La ricerca scientifica ha compiuto importanti passi avanti nella comprensione delle cause della malattia e nello sviluppo di tecnologie e terapie che permettano di gestire con precisione la glicemia e l'insulinemia. Riconoscere i sintomi del diabete di tipo 1 e ottenere una diagnosi tempestiva sono fondamentali per ridurre il rischio di complicanze acute e migliorare la qualità di vita delle persone.
Cos'è il diabete di tipo 1
Il diabete di tipo 1 è una malattia autoimmune nella quale il sistema immunitario attacca per errore le cellule beta del pancreas, che sono responsabili della produzione e secrezione dell'insulina.

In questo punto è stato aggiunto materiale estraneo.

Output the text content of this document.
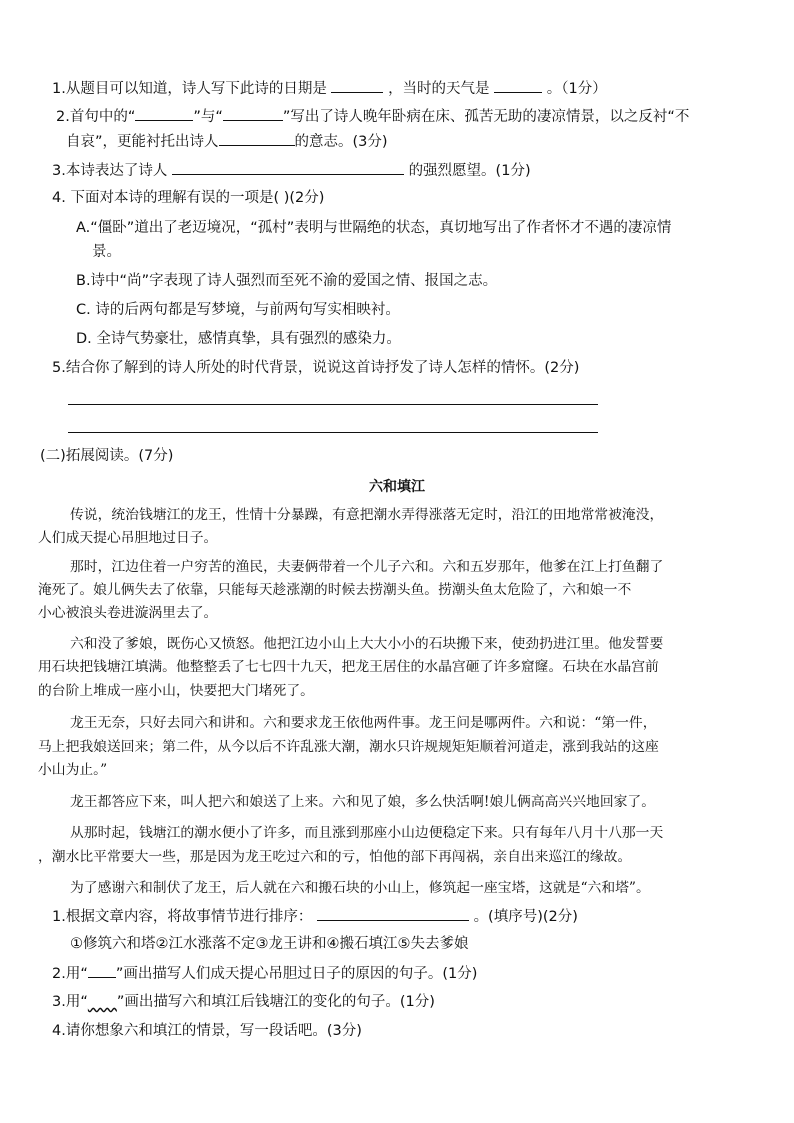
1.从题目可以知道，诗人写下此诗的日期是	，当时的天气是	。（1分）
2.首句中的“	”与“	”写出了诗人晚年卧病在床、孤苦无助的凄凉情景，以之反衬“不
自哀”，更能衬托出诗人	的意志。(3分)
3.本诗表达了诗人	的强烈愿望。(1分)
4. 下面对本诗的理解有误的一项是( )(2分)
A.“僵卧”道出了老迈境况，“孤村”表明与世隔绝的状态，真切地写出了作者怀才不遇的凄凉情
景。
B.诗中“尚”字表现了诗人强烈而至死不渝的爱国之情、报国之志。
C. 诗的后两句都是写梦境，与前两句写实相映衬。
D. 全诗气势豪壮，感情真挚，具有强烈的感染力。
5.结合你了解到的诗人所处的时代背景，说说这首诗抒发了诗人怎样的情怀。(2分)
(二)拓展阅读。(7分)
六和填江
传说，统治钱塘江的龙王，性情十分暴躁，有意把潮水弄得涨落无定时，沿江的田地常常被淹没，
人们成天提心吊胆地过日子。
那时，江边住着一户穷苦的渔民，夫妻俩带着一个儿子六和。六和五岁那年，他爹在江上打鱼翻了
淹死了。娘儿俩失去了依靠，只能每天趁涨潮的时候去捞潮头鱼。捞潮头鱼太危险了，六和娘一不
小心被浪头卷进漩涡里去了。
六和没了爹娘，既伤心又愤怒。他把江边小山上大大小小的石块搬下来，使劲扔进江里。他发誓要
用石块把钱塘江填满。他整整丢了七七四十九天，把龙王居住的水晶宫砸了许多窟窿。石块在水晶宫前
的台阶上堆成一座小山，快要把大门堵死了。
龙王无奈，只好去同六和讲和。六和要求龙王依他两件事。龙王问是哪两件。六和说：“第一件，
马上把我娘送回来；第二件，从今以后不许乱涨大潮，潮水只许规规矩矩顺着河道走，涨到我站的这座
小山为止。”
龙王都答应下来，叫人把六和娘送了上来。六和见了娘，多么快活啊!娘儿俩高高兴兴地回家了。
从那时起，钱塘江的潮水便小了许多，而且涨到那座小山边便稳定下来。只有每年八月十八那一天
，潮水比平常要大一些，那是因为龙王吃过六和的亏，怕他的部下再闯祸，亲自出来巡江的缘故。
为了感谢六和制伏了龙王，后人就在六和搬石块的小山上，修筑起一座宝塔，这就是“六和塔”。
1.根据文章内容，将故事情节进行排序：	。(填序号)(2分)
①修筑六和塔②江水涨落不定③龙王讲和④搬石填江⑤失去爹娘
2.用“ ”画出描写人们成天提心吊胆过日子的原因的句子。(1分)
3.用“   ”画出描写六和填江后钱塘江的变化的句子。(1分)
4.请你想象六和填江的情景，写一段话吧。(3分)
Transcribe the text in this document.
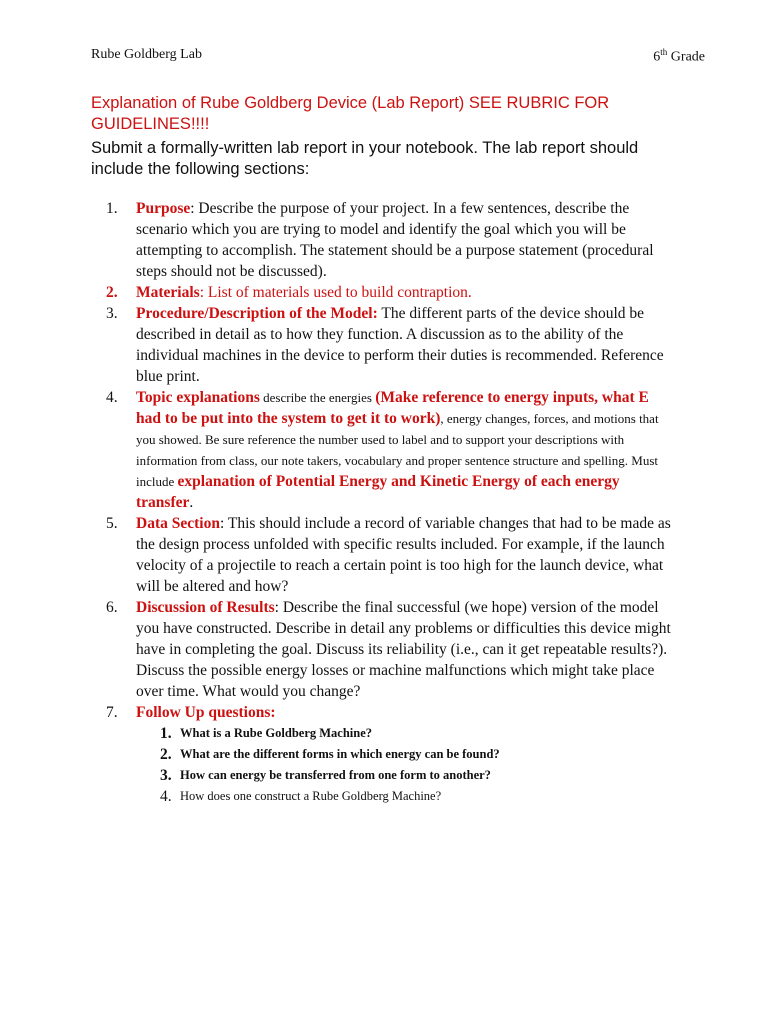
Rube Goldberg Lab	6th Grade
Explanation of Rube Goldberg Device (Lab Report) SEE RUBRIC FOR GUIDELINES!!!!
Submit a formally-written lab report in your notebook. The lab report should include the following sections:
1.	Purpose: Describe the purpose of your project. In a few sentences, describe the scenario which you are trying to model and identify the goal which you will be attempting to accomplish. The statement should be a purpose statement (procedural steps should not be discussed).
2.	Materials: List of materials used to build contraption.
3.	Procedure/Description of the Model: The different parts of the device should be described in detail as to how they function. A discussion as to the ability of the individual machines in the device to perform their duties is recommended. Reference blue print.
4.	Topic explanations describe the energies (Make reference to energy inputs, what E had to be put into the system to get it to work), energy changes, forces, and motions that you showed. Be sure reference the number used to label and to support your descriptions with information from class, our note takers, vocabulary and proper sentence structure and spelling. Must include explanation of Potential Energy and Kinetic Energy of each energy transfer.
5.	Data Section: This should include a record of variable changes that had to be made as the design process unfolded with specific results included. For example, if the launch velocity of a projectile to reach a certain point is too high for the launch device, what will be altered and how?
6.	Discussion of Results: Describe the final successful (we hope) version of the model you have constructed. Describe in detail any problems or difficulties this device might have in completing the goal. Discuss its reliability (i.e., can it get repeatable results?). Discuss the possible energy losses or machine malfunctions which might take place over time. What would you change?
7.	Follow Up questions:
1. What is a Rube Goldberg Machine?
2. What are the different forms in which energy can be found?
3. How can energy be transferred from one form to another?
4. How does one construct a Rube Goldberg Machine?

Con questa malattia si ha un progressivo e costante danneggiamento di tali cellule, che rende il pancreas incapace di produrre quantità sufficienti di insulina. La conseguenza diretta è un accumulo di glucosio nel sangue che può provocare stati di iperglicemia.

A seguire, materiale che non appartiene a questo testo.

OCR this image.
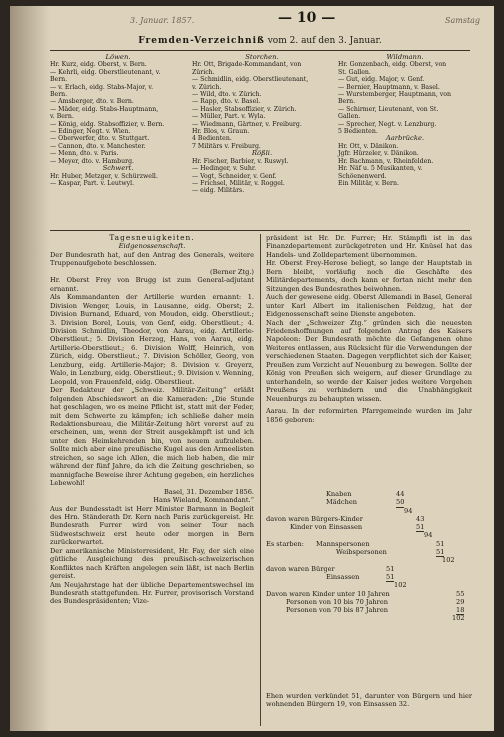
3. Januar. 1857.	— 10 —	Samstag
Fremden-Verzeichniß vom 2. auf den 3. Januar.
Löwen.
Hr. Kurz, eidg. Oberst, v. Bern.
— Kehrli, eidg. Oberstlieutenant, v.
Bern.
— v. Erlach, eidg. Stabs-Major, v.
Bern.
— Amsberger, dto. v. Bern.
— Mäder, eidg. Stabs-Hauptmann,
v. Bern.
— König, eidg. Stabsoffizier, v. Bern.
— Edinger, Negt. v. Wien.
— Oberwerfer, dto. v. Stuttgart.
— Cannon, dto. v. Manchester.
— Menn, dto. v. Paris.
— Meyer, dto. v. Hamburg.
Schwert.
Hr. Huber, Metzger, v. Schürzwell.
— Kaspar, Part. v. Leutwyl.
Storchen.
Hr. Ott, Brigade-Kommandant, von
Zürich.
— Schmidlin, eidg. Oberstlieutenant,
v. Zürich.
— Wild, dto. v. Zürich.
— Rapp, dto. v. Basel.
— Hasler, Stabsoffizier, v. Zürich.
— Müller, Part. v. Wyla.
— Wiedmann, Gärtner, v. Freiburg.
Hr. Blos, v. Graun.
4 Bedienten.
7 Militärs v. Freiburg.
Rößli.
Hr. Fischer, Barbier, v. Ruswyl.
— Hedinger, v. Suhr.
— Vogt, Schneider, v. Genf.
— Frichsel, Militär, v. Roggel.
— eidg. Militärs.
Wildmann.
Hr. Gonzenbach, eidg. Oberst, von
St. Gallen.
— Gut, eidg. Major, v. Genf.
— Bernier, Hauptmann, v. Basel.
— Wurstemberger, Hauptmann, von
Bern.
— Schirmer, Lieutenant, von St.
Gallen.
— Sprecher, Negt. v. Lenzburg.
5 Bedienten.
Aarbrücke.
Hr. Ott, v. Dänikon.
Jgfr. Hürzeler, v. Dänikon.
Hr. Bachmann, v. Rheinfelden.
Hr. Näf u. 5 Musikanten, v.
Schöenenwerd.
Ein Militär, v. Bern.
Tagesneuigkeiten.
Eidgenossenschaft.

Der Bundesrath hat, auf den Antrag des Generals, weitere Truppenaufgebote beschlossen.

(Berner Ztg.)

Hr. Oberst Frey von Brugg ist zum General-adjutant ernannt.

Als Kommandanten der Artillerie wurden ernannt: 1. Division Wenger, Louis, in Lausanne, eidg. Oberst; 2. Division Burnand, Eduard, von Moudon, eidg. Oberstlieut.; 3. Division Borel, Louis, von Genf, eidg. Oberstlieut.; 4. Division Schmidlin, Theodor, von Aarau, eidg. Artillerie-Oberstlieut.; 5. Division Herzog, Hans, von Aarau, eidg. Artillerie-Oberstlieut.; 6. Division Wolff, Heinrich, von Zürich, eidg. Oberstlieut.; 7. Division Schöller, Georg, von Lenzburg, eidg. Artillerie-Major; 8. Division v. Greyerz, Walo, in Lenzburg, eidg. Oberstlieut.; 9. Division v. Wenning, Leopold, von Frauenfeld, eidg. Oberstlieut.

Der Redakteur der „Schweiz. Militär-Zeitung“ erläßt folgenden Abschiedswort an die Kameraden: „Die Stunde hat geschlagen, wo es meine Pflicht ist, statt mit der Feder, mit dem Schwerte zu kämpfen; ich schließe daher mein Redaktionsbureau, die Militär-Zeitung hört vorerst auf zu erscheinen, um, wenn der Streit ausgekämpft ist und ich unter den Heimkehrenden bin, von neuem aufzuleben. Sollte mich aber eine preußische Kugel aus den Armeelisten streichen, so sage ich Allen, die mich lieb haben, die mir während der fünf Jahre, da ich die Zeitung geschrieben, so mannigfache Beweise ihrer Achtung gegeben, ein herzliches Lebewohl!

Basel, 31. Dezember 1856.

Hans Wieland, Kommandant.“

Aus der Bundesstadt ist Herr Minister Barmann in Begleit des Hrn. Ständerath Dr. Kern nach Paris zurückgereist. Hr. Bundesrath Furrer wird von seiner Tour nach Südwestschweiz erst heute oder morgen in Bern zurückerwartet.

Der amerikanische Ministerresident, Hr. Fay, der sich eine gütliche Ausgleichung des preußisch-schweizerischen Konfliktes nach Kräften angelegen sein läßt, ist nach Berlin gereist.

Am Neujahrstage hat der übliche Departementswechsel im Bundesrath stattgefunden. Hr. Furrer, provisorisch Vorstand des Bundespräsidenten; Vize-

präsident ist Hr. Dr. Furrer; Hr. Stämpfli ist in das Finanzdepartement zurückgetreten und Hr. Knüsel hat das Handels- und Zolldepartement übernommen.

Hr. Oberst Frey-Herose beliegt, so lange der Hauptstab in Bern bleibt, vorläufig noch die Geschäfte des Militärdepartements, doch kann er fortan nicht mehr den Sitzungen des Bundesrathes beiwohnen.

Auch der gewesene eidg. Oberst Allemandi in Basel, General unter Karl Albert im italienischen Feldzug, hat der Eidgenossenschaft seine Dienste angeboten.

Nach der „Schweizer Ztg.“ gründen sich die neuesten Friedenshoffnungen auf folgenden Antrag des Kaisers Napoleon: Der Bundesrath möchte die Gefangenen ohne Weiteres entlassen, aus Rücksicht für die Verwendungen der verschiedenen Staaten. Dagegen verpflichtet sich der Kaiser, Preußen zum Verzicht auf Neuenburg zu bewegen. Sollte der König von Preußen sich weigern, auf dieser Grundlage zu unterhandeln, so werde der Kaiser jedes weitere Vorgehen Preußens zu verhindern und die Unabhängigkeit Neuenburgs zu behaupten wissen.

Aarau. In der reformirten Pfarrgemeinde wurden im Jahr 1856 geboren:

Knaben	44
Mädchen	50
94
davon waren Bürgers-Kinder	43
Kinder von Einsassen	51
94
Es starben: Mannspersonen	51
Weibspersonen	51
102
davon waren Bürger	51
Einsassen	51
102
Davon waren Kinder unter 10 Jahren	55
Personen von 10 bis 70 Jahren	29
Personen von 70 bis 87 Jahren	18
102

Ehen wurden verkündet 51, darunter von Bürgern und hier wohnenden Bürgern 19, von Einsassen 32.
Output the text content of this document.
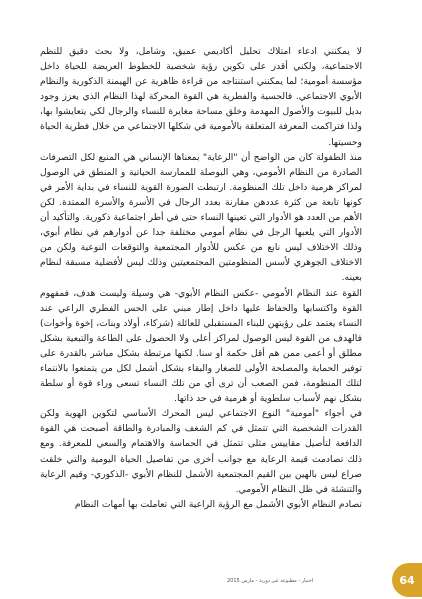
لا يمكنني ادعاء امتلاك تحليل أكاديمي عميق، وشامل، ولا بحث دقيق للنظم الاجتماعية، ولكني أقدر على تكوين رؤية شخصية للخطوط العريضة للحياة داخل مؤسسة أمومية؛ لما يمكنني استنتاجه من قراءة ظاهرية عن الهيمنة الذكورية والنظام الأبوي الاجتماعي. فالحسية والفطرية هي القوة المحركة لهذا النظام الذي يعزز وجود بديل للبيوت والأصول المهدمة وخلق مساحة مغايرة للنساء والرجال لكي يتعايشوا بها، ولذا فتراكمت المعرفة المتعلقة بالأمومية في شكلها الاجتماعي من خلال فطرية الحياة وحسيتها.

منذ الطفولة كان من الواضح أن "الرعاية" بمعناها الإنساني هي المنبع لكل التصرفات الصادرة من النظام الأمومي، وهي البوصلة للممارسة الحياتية و المنطق في الوصول لمراكز هرمية داخل تلك المنظومة. ارتبطت الصورة القوية للنساء في بداية الأمر في كونها تابعة من كثرة عددهن مقارنة بعدد الرجال في الأسرة والأسرة الممتدة. لكن الأهم من العدد هو الأدوار التي تعينها النساء حتى في أطر اجتماعية ذكورية. والتأكيد أن الأدوار التي يلعبها الرجل في نظام أمومي مختلفة جدا عن أدوارهم في نظام أبوي، وذلك الاختلاف ليس نابع من عكس للأدوار المجتمعية والتوقعات النوعية ولكن من الاختلاف الجوهري لأسس المنظومتين المجتمعيتين وذلك ليس لأفضلية مسبقة لنظام بعينه.

القوة عند النظام الأمومي -عكس النظام الأبوي- هي وسيلة وليست هدف، فمفهوم القوة واكتسابها والحفاظ عليها داخل إطار مبني على الحس الفطري الراعي عند النساء يعتمد على رؤيتهن للبناء المستقبلي للعائلة (شركاء، أولاد وبنات، إخوة وأخوات) فالهدف من القوة ليس الوصول لمراكز أعلى ولا الحصول على الطاعة والتبعية بشكل مطلق أو أعمى ممن هم أقل حكمة أو سنا. لكنها مرتبطة بشكل مباشر بالقدرة على توفير الحماية والمصلحة الأولى للصغار والبقاء بشكل أشمل لكل من يتمتعوا بالانتماء لتلك المنظومة، فمن الصعب أن ترى أي من تلك النساء تسعى وراء قوة أو سلطة بشكل نهم لأسباب سلطوية أو هرمية في حد ذاتها.

في أجواء "أمومية" النوع الاجتماعي ليس المحرك الأساسي لتكوين الهوية ولكن القدرات الشخصية التي تتمثل في كم الشغف والمبادرة والطاقة أصبحت هي القوة الدافعة لتأصيل مقاييس مثلى تتمثل في الحماسة والاهتمام والسعي للمعرفة. ومع ذلك تصادمت قيمة الرعاية مع جوانب أخرى من تفاصيل الحياة اليومية والتي خلقت صراع ليس بالهين بين القيم المجتمعية الأشمل للنظام الأبوي -الذكوري- وقيم الرعاية والتنشئة في ظل النظام الأمومي.

تصادم النظام الأبوي الأشمل مع الرؤية الراعية التي تعاملت بها أمهات النظام

64
اختيار - مطبوعة غير دورية - مارس 2015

A differenza di altre tipologie, come il diabete di tipo 2, quello di tipo 1 non ha problemi che riguardano l'efficacia dell'insulina sul suo recettore, bensì la sua quasi totale assenza nel circolo ematico. Per questa ragione, i soggetti affetti da diabete di tipo 1 necessitano di una terapia insulinica continuativa fin dalla prima diagnosi.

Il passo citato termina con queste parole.